We have long been praying at Foundation Church: Give us empty buildings and we’ll fill them with people.
Furthermore, we believe that a strong Church in the North must be good news for the South [2]. For various historical, religious and political reasons, the Republic of Ireland has never experienced the same historic level of gospel impact as the North. The Republic is infamously regarded as the least evangelised English-speaking nation in the world .
At Foundation Church we are also establishing links with like-minded churches across Ireland so we can link arms to plant and strengthen churches together. This includes launching the brand new Union MTh learning community starting September 2023 hosted by Foundation Church Belfast. This will support the growth of many gospel-centred leaders who can be sent out on mission across the island of Ireland.
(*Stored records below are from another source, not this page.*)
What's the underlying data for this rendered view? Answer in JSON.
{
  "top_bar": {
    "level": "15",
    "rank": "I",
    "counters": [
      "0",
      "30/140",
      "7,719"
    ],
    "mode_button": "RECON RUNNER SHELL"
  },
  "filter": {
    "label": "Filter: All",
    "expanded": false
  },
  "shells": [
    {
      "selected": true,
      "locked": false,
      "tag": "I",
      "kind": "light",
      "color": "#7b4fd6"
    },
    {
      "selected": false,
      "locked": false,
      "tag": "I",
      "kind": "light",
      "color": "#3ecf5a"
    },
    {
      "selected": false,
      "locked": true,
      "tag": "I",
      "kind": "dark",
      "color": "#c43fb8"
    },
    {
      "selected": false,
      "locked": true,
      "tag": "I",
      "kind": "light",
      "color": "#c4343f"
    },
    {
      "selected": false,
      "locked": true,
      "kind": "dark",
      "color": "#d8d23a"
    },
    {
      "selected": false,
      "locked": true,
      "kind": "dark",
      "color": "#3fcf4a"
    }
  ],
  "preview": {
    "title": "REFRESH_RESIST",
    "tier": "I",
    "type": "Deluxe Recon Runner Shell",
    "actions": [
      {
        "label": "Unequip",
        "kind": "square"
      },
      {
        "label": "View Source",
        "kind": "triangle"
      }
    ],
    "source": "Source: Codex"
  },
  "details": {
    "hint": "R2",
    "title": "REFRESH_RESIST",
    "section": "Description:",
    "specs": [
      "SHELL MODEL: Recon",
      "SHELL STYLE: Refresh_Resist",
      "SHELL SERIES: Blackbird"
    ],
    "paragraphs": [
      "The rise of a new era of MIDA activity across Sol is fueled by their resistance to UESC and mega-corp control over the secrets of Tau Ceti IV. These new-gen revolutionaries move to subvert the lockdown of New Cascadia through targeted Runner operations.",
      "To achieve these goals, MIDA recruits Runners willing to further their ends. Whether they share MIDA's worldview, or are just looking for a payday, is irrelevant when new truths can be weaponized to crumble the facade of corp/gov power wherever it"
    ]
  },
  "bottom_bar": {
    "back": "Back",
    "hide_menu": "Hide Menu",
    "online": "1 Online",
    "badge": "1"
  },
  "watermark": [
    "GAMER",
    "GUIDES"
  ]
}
Our vision as a partnership is to plant 32 churches across Ireland in the next 30 years. Why 32? This is the number of counties in Ireland. We are believing for one church in each county. With God, all things are possible.
Teacht Spiorad Naomh! Come Holy Spirit!
We are believing for one church in each county. With God, all things are possible.
Please give to Union Mission to enable us to walk alongside more church planters like David.
[1] Nationalism, Republicanism and Catholicism are all distinct concepts but there is notable overlap.
[2] For readers from a non-UK or Irish background: Northern Ireland (‘the North’) is part of the United Kingdom and is known as ‘Ulster’ or ‘the North of Ireland’ (depending on who you ask). The Republic of Ireland is a separate country (‘the South’) and yet North and South are separated by an invisible border.